According to Finance Minister Bill Morneau, Ottawa is set to run an $18.4-billion deficit next year, even before accounting for various spending initiatives promised by the Liberals during their election campaign. The budget will be released on March 22, and is considered to be a major point of contention in Canada’s political landscape moving forward.
During the election period, The Liberal Party campaigned on a plan which would run a $10 billion deficit per year to fund their new initiatives, which coupled with the current fiscal-shortcoming, would equate to a projected deficit of approximately $30-billion.
“Our starting point is much further back than we thought,” Morneau told the House on Feb. 22.
In a possible act of political transparency, Morneau announced an update to the fiscal budget his department had released in November in order to stress the impact of the ever weakening economy and projections for economic growth.
Much of Morneau’s information has come from Finance Canada, who typically bases their budget on an average forecast from various private sector economists. Despite being consistent with 2015 projections, the lack of economic growth makes the additional spending of the Liberal’s literally unfeasible.
In the speech he delivered in Ottawa’s town hall, Morneau stated that the recent decline in growth forecasting has reinforced the government’s view that it needs to increase spending in infrastructure to give the economy a boost, a temporary shortfall that would ultimately be beneficial in the long term for the Canadian economy.
In addition, he also stated that the top one per cent have benefited much more than the middle class in the past four decades of Canada.
“Income inequality is an even bigger challenge in times of economic stress, especially for blue collar workers who tend to be the first to feel the effects of economic downturns,” stated Morneau at the event.
Mr.
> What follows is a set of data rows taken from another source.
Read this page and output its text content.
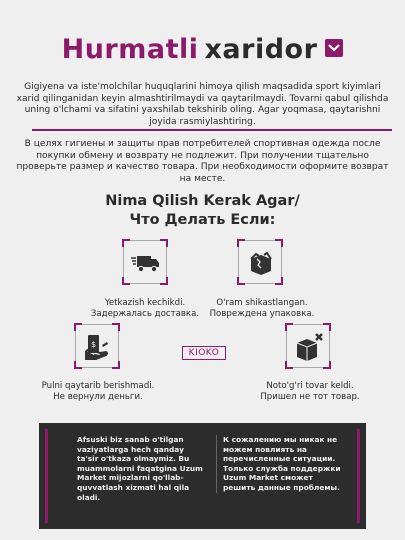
Hurmatli xaridor
Gigiyena va iste'molchilar huquqlarini himoya qilish maqsadida sport kiyimlari xarid qilinganidan keyin almashtirilmaydi va qaytarilmaydi. Tovarni qabul qilishda uning o'lchami va sifatini yaxshilab tekshirib oling. Agar yoqmasa, qaytarishni joyida rasmiylashtiring.
В целях гигиены и защиты прав потребителей спортивная одежда после покупки обмену и возврату не подлежит. При получении тщательно проверьте размер и качество товара. При необходимости оформите возврат на месте.
Nima Qilish Kerak Agar/
Что Делать Если:
Yetkazish kechikdi.
Задержалась доставка.
O'ram shikastlangan.
Повреждена упаковка.
$
Pulni qaytarib berishmadi.
Не вернули деньги.
KIOKO
Noto'g'ri tovar keldi.
Пришел не тот товар.
Afsuski biz sanab o'tilgan vaziyatlarga hech qanday ta'sir o'tkaza olmaymiz. Bu muammolarni faqatgina Uzum Market mijozlarni qo'llab-quvvatlash xizmati hal qila oladi.
К сожалению мы никак не можем повлиять на перечисленные ситуации. Только служба поддержки Uzum Market сможет решить данные проблемы.
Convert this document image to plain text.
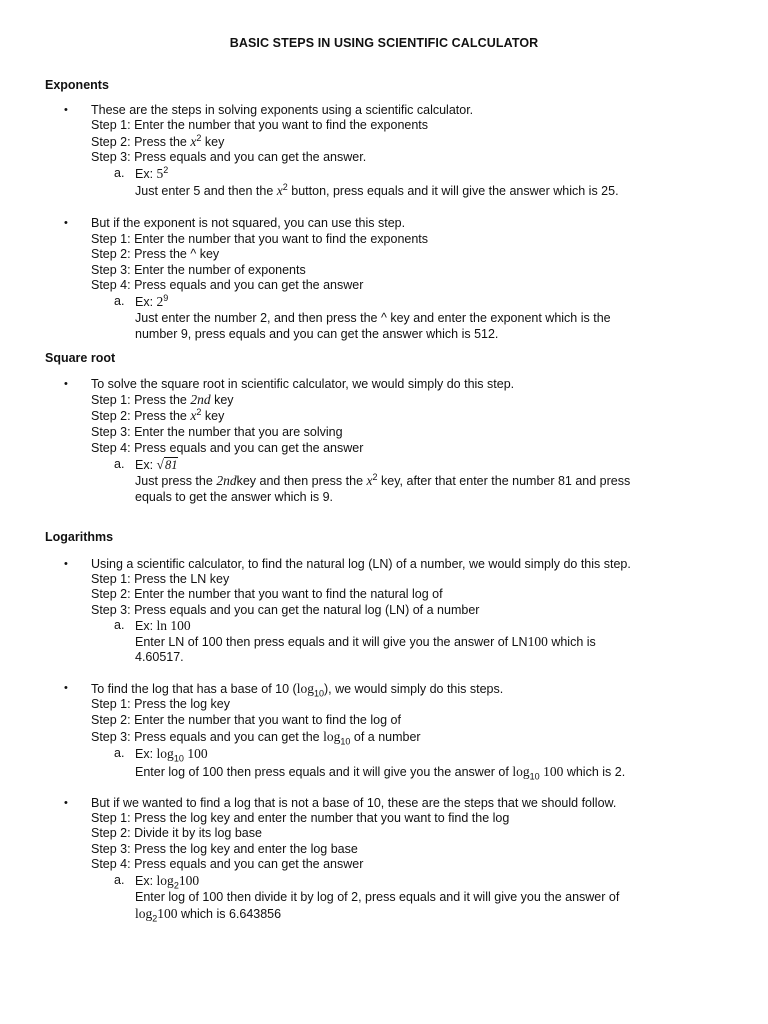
BASIC STEPS IN USING SCIENTIFIC CALCULATOR
Exponents
• These are the steps in solving exponents using a scientific calculator.
Step 1: Enter the number that you want to find the exponents
Step 2: Press the $x^2$ key
Step 3: Press equals and you can get the answer.
a. Ex: $5^2$
Just enter 5 and then the $x^2$ button, press equals and it will give the answer which is 25.
• But if the exponent is not squared, you can use this step.
Step 1: Enter the number that you want to find the exponents
Step 2: Press the ^ key
Step 3: Enter the number of exponents
Step 4: Press equals and you can get the answer
a. Ex: $2^9$
Just enter the number 2, and then press the ^ key and enter the exponent which is the
number 9, press equals and you can get the answer which is 512.
Square root
• To solve the square root in scientific calculator, we would simply do this step.
Step 1: Press the 2nd key
Step 2: Press the $x^2$ key
Step 3: Enter the number that you are solving
Step 4: Press equals and you can get the answer
a. Ex: √81
Just press the 2ndkey and then press the $x^2$ key, after that enter the number 81 and press
equals to get the answer which is 9.
Logarithms
• Using a scientific calculator, to find the natural log (LN) of a number, we would simply do this step.
Step 1: Press the LN key
Step 2: Enter the number that you want to find the natural log of
Step 3: Press equals and you can get the natural log (LN) of a number
a. Ex: ln 100
Enter LN of 100 then press equals and it will give you the answer of LN100 which is
4.60517.
• To find the log that has a base of 10 $(\log_{10})$, we would simply do this steps.
Step 1: Press the log key
Step 2: Enter the number that you want to find the log of
Step 3: Press equals and you can get the $\log_{10}$ of a number
a. Ex: $\log_{10} 100$
Enter log of 100 then press equals and it will give you the answer of $\log_{10} 100$ which is 2.
• But if we wanted to find a log that is not a base of 10, these are the steps that we should follow.
Step 1: Press the log key and enter the number that you want to find the log
Step 2: Divide it by its log base
Step 3: Press the log key and enter the log base
Step 4: Press equals and you can get the answer
a. Ex: $\log_2100$
Enter log of 100 then divide it by log of 2, press equals and it will give you the answer of
$\log_2100$ which is 6.643856
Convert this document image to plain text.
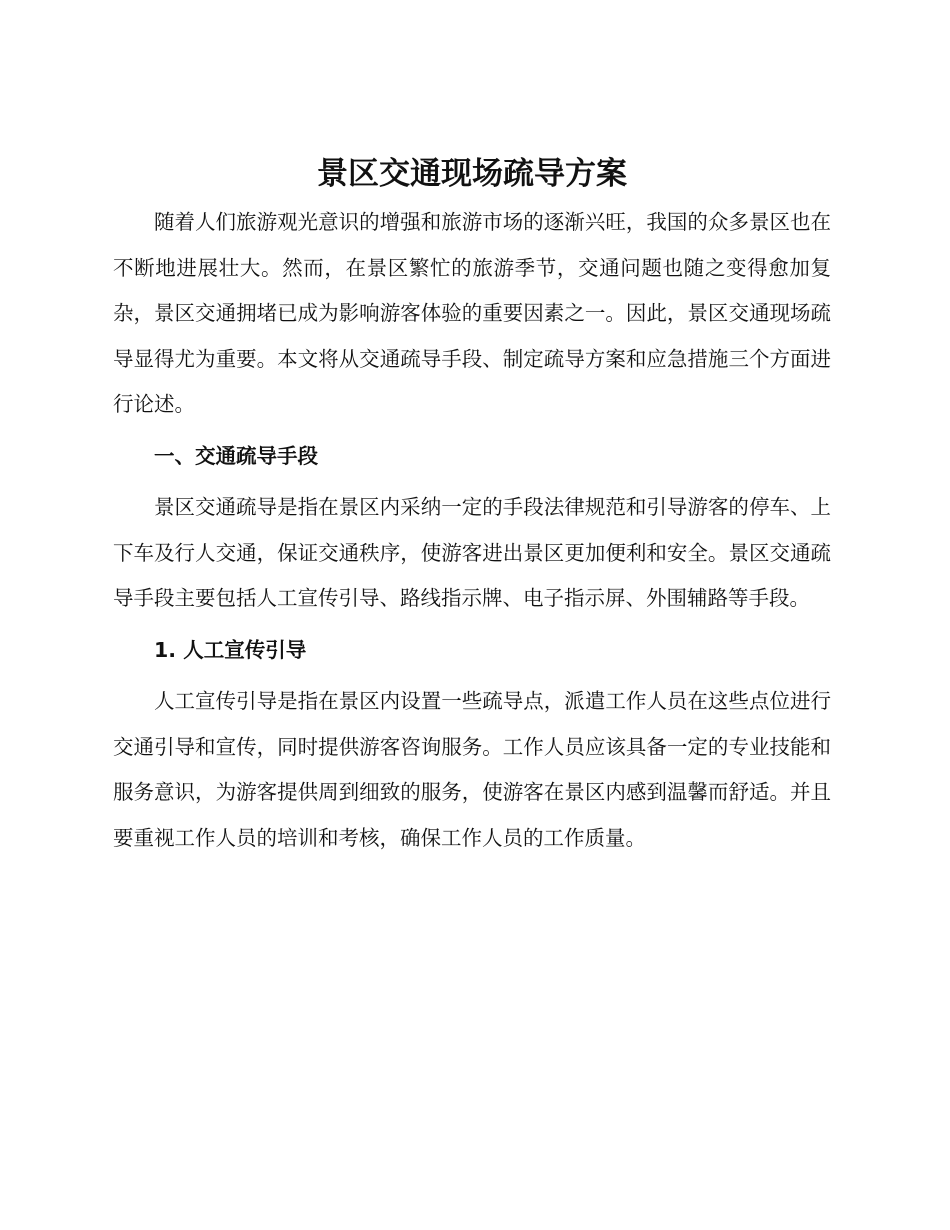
景区交通现场疏导方案

随着人们旅游观光意识的增强和旅游市场的逐渐兴旺，我国的众多景区也在不断地进展壮大。然而，在景区繁忙的旅游季节，交通问题也随之变得愈加复杂，景区交通拥堵已成为影响游客体验的重要因素之一。因此，景区交通现场疏导显得尤为重要。本文将从交通疏导手段、制定疏导方案和应急措施三个方面进行论述。

一、交通疏导手段

景区交通疏导是指在景区内采纳一定的手段法律规范和引导游客的停车、上下车及行人交通，保证交通秩序，使游客进出景区更加便利和安全。景区交通疏导手段主要包括人工宣传引导、路线指示牌、电子指示屏、外围辅路等手段。

1. 人工宣传引导

人工宣传引导是指在景区内设置一些疏导点，派遣工作人员在这些点位进行交通引导和宣传，同时提供游客咨询服务。工作人员应该具备一定的专业技能和服务意识，为游客提供周到细致的服务，使游客在景区内感到温馨而舒适。并且要重视工作人员的培训和考核，确保工作人员的工作质量。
Morneau also stated that it will come as a shock to no one who currently resides in Alberta, Saskatchewan or Newfoundland and Labrador, where the economy has slowed considerably during the rapid fall of oil prices.
“There is no question that times are tough right now for many Canadians. A less ambitious government might see these conditions as a reason to hide, to make cuts or to be overly cautious. But our government believes strongly that the economic downturn makes our plan to grow the economy even more relevant than it was a few short months ago” said Morneau.
To-date, the government’s deficit forecast includes a near doubling of the 2016-2017 annual deficits as well as an increase in the annual spending of unforeseen events including errors from $3 billion to $6 billion in the 2016-17 and 2017-18 forecasts.
Ultimately, this means that the projected deficit would be approximately $18.4-billion, up over $6 billion from Novembers forecast.
These latest changes to the budget have also been further exasperated by the Liberals changes to income tax, support for Syrian refugees and the reversal of sick leave charges in various public sector jobs, as well as a $300 million fund to be put aside for Alberta to help “fiscally stabilize” the province.
Ultimately, only time will tell if the Liberals continue to add on to their deficit that has come not only from the Liberal’s over-ambitious platform, but also as reported by The Brock Press earlier this year, due to the inherited debt from Harpers tenure as Prime Minister. It’s up to both the Conservatives and the Liberals to come together and move forward in the wake of the ever weakening Canadian and global economy.